John Kenneth Galbraith |
John Kenneth Galbraith is Paul M. Warburg Professor of Economics, Emeritus, of Harvard University. He was born in 1908 in Ontario, Canada. After graduating from university in Canada and taking a PhD at the University of California, he taught first there and then at Harvard and Princeton. During the Second World War he was in charge of wartime price control, for which he received the Medal of Freedom and the President's Certificate of Merit. Later he was a director of both the US Strategic Bombing Survey and the Office of Economic Security Policy in the Department of State. He has been closely identified with the Democratic Party and from 1961 to 1963 was American Ambassador to India.
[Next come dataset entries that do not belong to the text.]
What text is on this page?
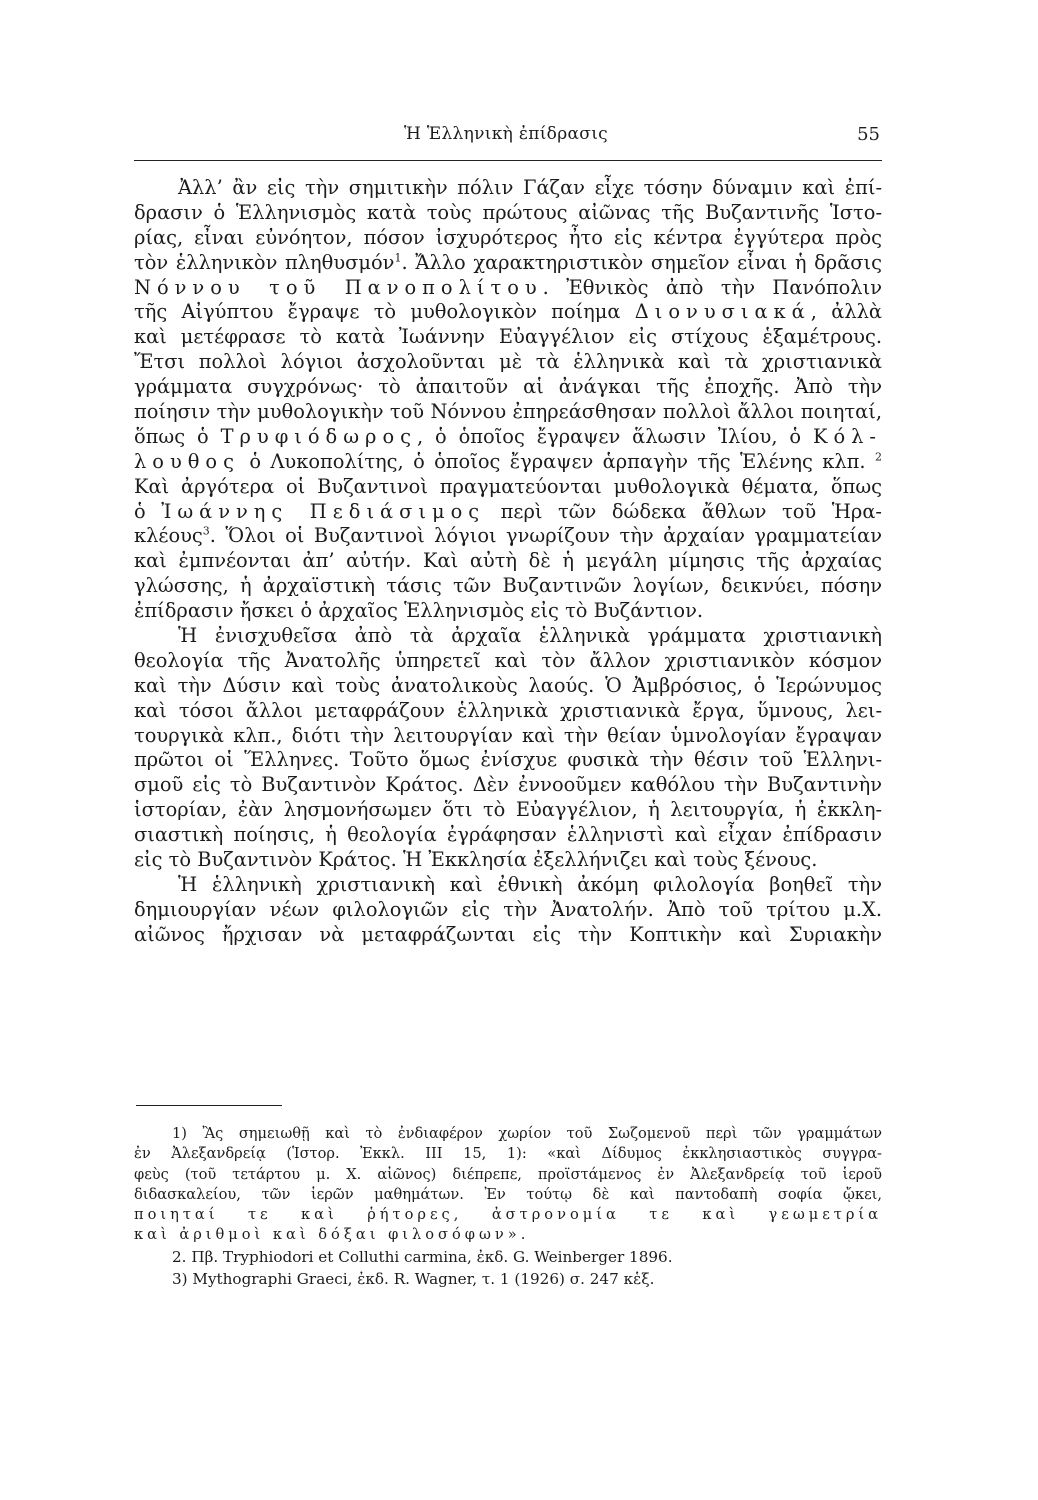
Ἡ Ἑλληνικὴ ἐπίδρασις	55
Ἀλλ’ ἂν εἰς τὴν σημιτικὴν πόλιν Γάζαν εἶχε τόσην δύναμιν καὶ ἐπί-
δρασιν ὁ Ἑλληνισμὸς κατὰ τοὺς πρώτους αἰῶνας τῆς Βυζαντινῆς Ἱστο-
ρίας, εἶναι εὐνόητον, πόσον ἰσχυρότερος ἦτο εἰς κέντρα ἐγγύτερα πρὸς
τὸν ἑλληνικὸν πληθυσμόν$^1$. Ἄλλο χαρακτηριστικὸν σημεῖον εἶναι ἡ δρᾶσις
Νόννου τοῦ Πανοπολίτου. Ἐθνικὸς ἀπὸ τὴν Πανόπολιν
τῆς Αἰγύπτου ἔγραψε τὸ μυθολογικὸν ποίημα Διονυσιακά, ἀλλὰ
καὶ μετέφρασε τὸ κατὰ Ἰωάννην Εὐαγγέλιον εἰς στίχους ἑξαμέτρους.
Ἔτσι πολλοὶ λόγιοι ἀσχολοῦνται μὲ τὰ ἑλληνικὰ καὶ τὰ χριστιανικὰ
γράμματα συγχρόνως· τὸ ἀπαιτοῦν αἱ ἀνάγκαι τῆς ἐποχῆς. Ἀπὸ τὴν
ποίησιν τὴν μυθολογικὴν τοῦ Νόννου ἐπηρεάσθησαν πολλοὶ ἄλλοι ποιηταί,
ὅπως ὁ Τρυφιόδωρος, ὁ ὁποῖος ἔγραψεν ἅλωσιν Ἰλίου, ὁ Κόλ-
λουθος ὁ Λυκοπολίτης, ὁ ὁποῖος ἔγραψεν ἁρπαγὴν τῆς Ἑλένης κλπ. $^2$
Καὶ ἀργότερα οἱ Βυζαντινοὶ πραγματεύονται μυθολογικὰ θέματα, ὅπως
ὁ Ἰωάννης Πεδιάσιμος περὶ τῶν δώδεκα ἄθλων τοῦ Ἡρα-
κλέους$^3$. Ὅλοι οἱ Βυζαντινοὶ λόγιοι γνωρίζουν τὴν ἀρχαίαν γραμματείαν
καὶ ἐμπνέονται ἀπ’ αὐτήν. Καὶ αὐτὴ δὲ ἡ μεγάλη μίμησις τῆς ἀρχαίας
γλώσσης, ἡ ἀρχαϊστικὴ τάσις τῶν Βυζαντινῶν λογίων, δεικνύει, πόσην
ἐπίδρασιν ἤσκει ὁ ἀρχαῖος Ἑλληνισμὸς εἰς τὸ Βυζάντιον.
Ἡ ἐνισχυθεῖσα ἀπὸ τὰ ἀρχαῖα ἑλληνικὰ γράμματα χριστιανικὴ
θεολογία τῆς Ἀνατολῆς ὑπηρετεῖ καὶ τὸν ἄλλον χριστιανικὸν κόσμον
καὶ τὴν Δύσιν καὶ τοὺς ἀνατολικοὺς λαούς. Ὁ Ἀμβρόσιος, ὁ Ἱερώνυμος
καὶ τόσοι ἄλλοι μεταφράζουν ἑλληνικὰ χριστιανικὰ ἔργα, ὕμνους, λει-
τουργικὰ κλπ., διότι τὴν λειτουργίαν καὶ τὴν θείαν ὑμνολογίαν ἔγραψαν
πρῶτοι οἱ Ἕλληνες. Τοῦτο ὅμως ἐνίσχυε φυσικὰ τὴν θέσιν τοῦ Ἑλληνι-
σμοῦ εἰς τὸ Βυζαντινὸν Κράτος. Δὲν ἐννοοῦμεν καθόλου τὴν Βυζαντινὴν
ἱστορίαν, ἐὰν λησμονήσωμεν ὅτι τὸ Εὐαγγέλιον, ἡ λειτουργία, ἡ ἐκκλη-
σιαστικὴ ποίησις, ἡ θεολογία ἐγράφησαν ἑλληνιστὶ καὶ εἶχαν ἐπίδρασιν
εἰς τὸ Βυζαντινὸν Κράτος. Ἡ Ἐκκλησία ἐξελλήνιζει καὶ τοὺς ξένους.
Ἡ ἑλληνικὴ χριστιανικὴ καὶ ἐθνικὴ ἀκόμη φιλολογία βοηθεῖ τὴν
δημιουργίαν νέων φιλολογιῶν εἰς τὴν Ἀνατολήν. Ἀπὸ τοῦ τρίτου μ.Χ.
αἰῶνος ἤρχισαν νὰ μεταφράζωνται εἰς τὴν Κοπτικὴν καὶ Συριακὴν
1) Ἂς σημειωθῇ καὶ τὸ ἐνδιαφέρον χωρίον τοῦ Σωζομενοῦ περὶ τῶν γραμμάτων
ἐν Ἀλεξανδρείᾳ (Ἱστορ. Ἐκκλ. III 15, 1): «καὶ Δίδυμος ἐκκλησιαστικὸς συγγρα-
φεὺς (τοῦ τετάρτου μ. Χ. αἰῶνος) διέπρεπε, προϊστάμενος ἐν Ἀλεξανδρείᾳ τοῦ ἱεροῦ
διδασκαλείου, τῶν ἱερῶν μαθημάτων. Ἐν τούτῳ δὲ καὶ παντοδαπὴ σοφία ᾤκει,
ποιηταί τε καὶ ῥήτορες, ἀστρονομία τε καὶ γεωμετρία
καὶ ἀριθμοὶ καὶ δόξαι φιλοσόφων».
2. Πβ. Tryphiodori et Colluthi carmina, ἐκδ. G. Weinberger 1896.
3) Mythographi Graeci, ἐκδ. R. Wagner, τ. 1 (1926) σ. 247 κἑξ.
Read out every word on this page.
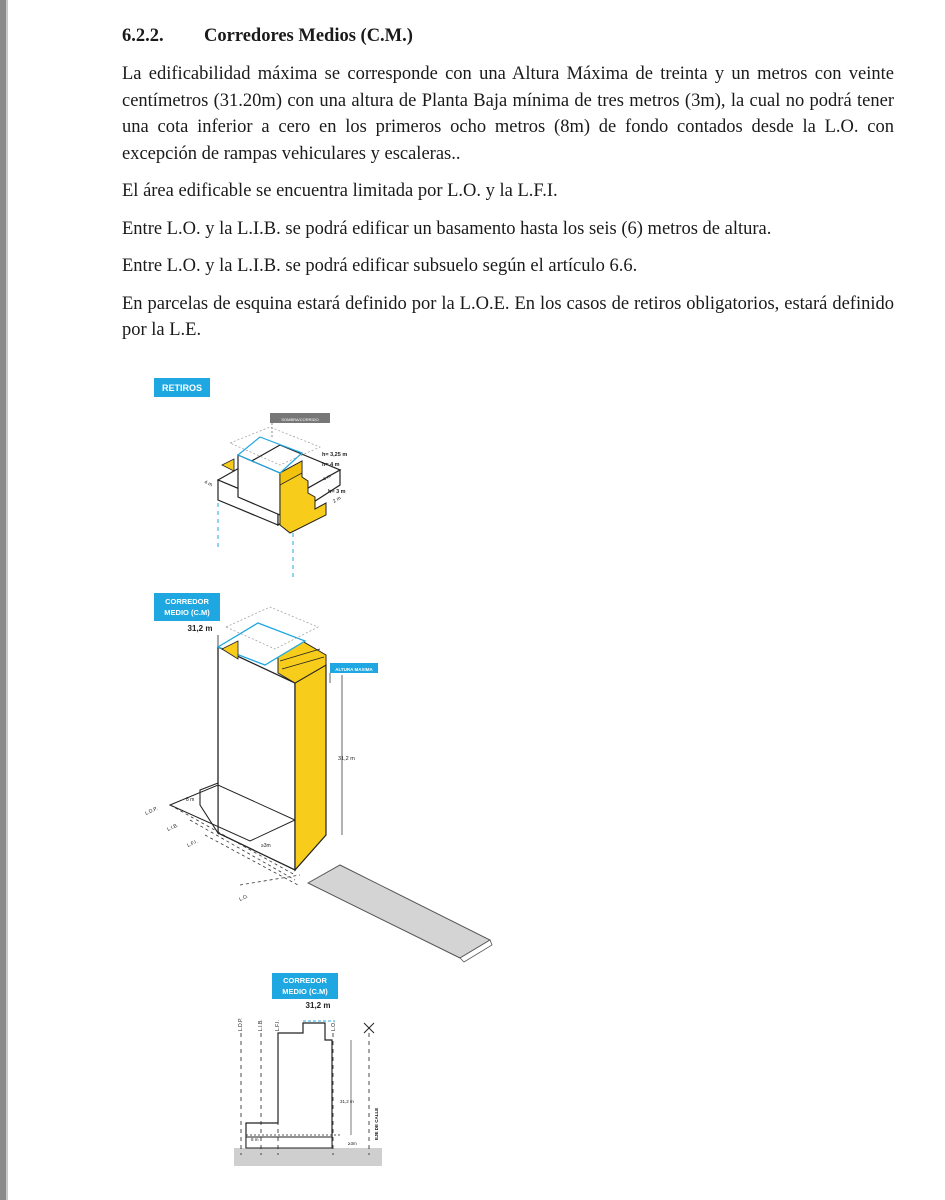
6.2.2. Corredores Medios (C.M.)

La edificabilidad máxima se corresponde con una Altura Máxima de treinta y un metros con veinte centímetros (31.20m) con una altura de Planta Baja mínima de tres metros (3m), la cual no podrá tener una cota inferior a cero en los primeros ocho metros (8m) de fondo contados desde la L.O. con excepción de rampas vehiculares y escaleras..

El área edificable se encuentra limitada por L.O. y la L.F.I.

Entre L.O. y la L.I.B. se podrá edificar un basamento hasta los seis (6) metros de altura.

Entre L.O. y la L.I.B. se podrá edificar subsuelo según el artículo 6.6.

En parcelas de esquina estará definido por la L.O.E. En los casos de retiros obligatorios, estará definido por la L.E.

RETIROS
SOMBRA/CORRIDO
h= 3,25 m
h= 4 m
4 m
h= 3 m
2 m
4 m
CORREDOR
MEDIO (C.M)
31,2 m
ALTURA MAXIMA
31,2 m
≥3m
8 m
L.D.P.
L.I.B.
L.F.I.
L.O.
CORREDOR
MEDIO (C.M)
31,2 m
L.D.P.	L.I.B. L.F.I.	L.O.
31,2 m
≥3m
8 m	EJE DE CALLE
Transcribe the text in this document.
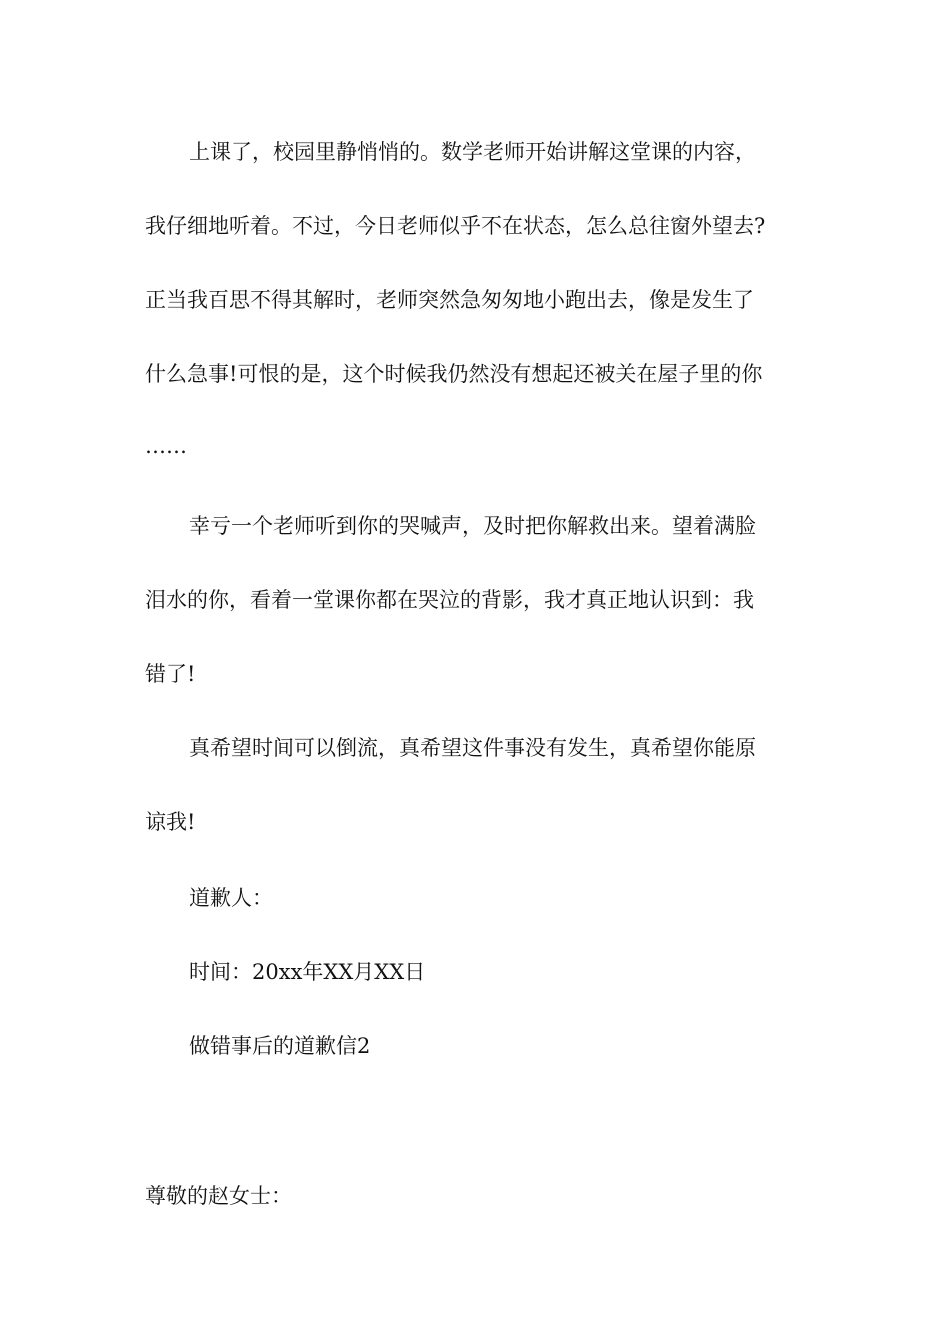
上课了，校园里静悄悄的。数学老师开始讲解这堂课的内容，
我仔细地听着。不过，今日老师似乎不在状态，怎么总往窗外望去?
正当我百思不得其解时，老师突然急匆匆地小跑出去，像是发生了
什么急事!可恨的是，这个时候我仍然没有想起还被关在屋子里的你
……
幸亏一个老师听到你的哭喊声，及时把你解救出来。望着满脸
泪水的你，看着一堂课你都在哭泣的背影，我才真正地认识到：我
错了!
真希望时间可以倒流，真希望这件事没有发生，真希望你能原
谅我!
道歉人：
时间：20xx年XX月XX日
做错事后的道歉信2
尊敬的赵女士：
He became an Honorary Fellow of Trinity College, Cambridge in 1987. He is a member for literature, and a recent past President, of the American Academy of Arts and Letters.
Professor Galbraith's books, many of which are published by Penguin, include American Capitalism; The Great Crash 1929; The Affluent Society; The Liberal Hour; The Non-potable Scotch; The New Industrial State; Ambassador's Journal; Economics and the Public Purpose; Money: Whence It Came, Where It Went; The Age of Uncertainty; The Nature of Mass Poverty; The Anatomy of Power; A View from the Stands; Capitalism, Communism and Coexistence (with Stanislav Menshikov); A History of Economics and The Culture of Contentment. He is also the author of a book of satirical sketches, two best-selling novels and a study of Indian painting (with M. S. Randhawa). His volume of memoirs, A Life in Our Times, was published in 1981. He delivered the Reith Lectures in 1966.
Professor Galbraith is married with three sons and lives in Cambridge, Massachusetts.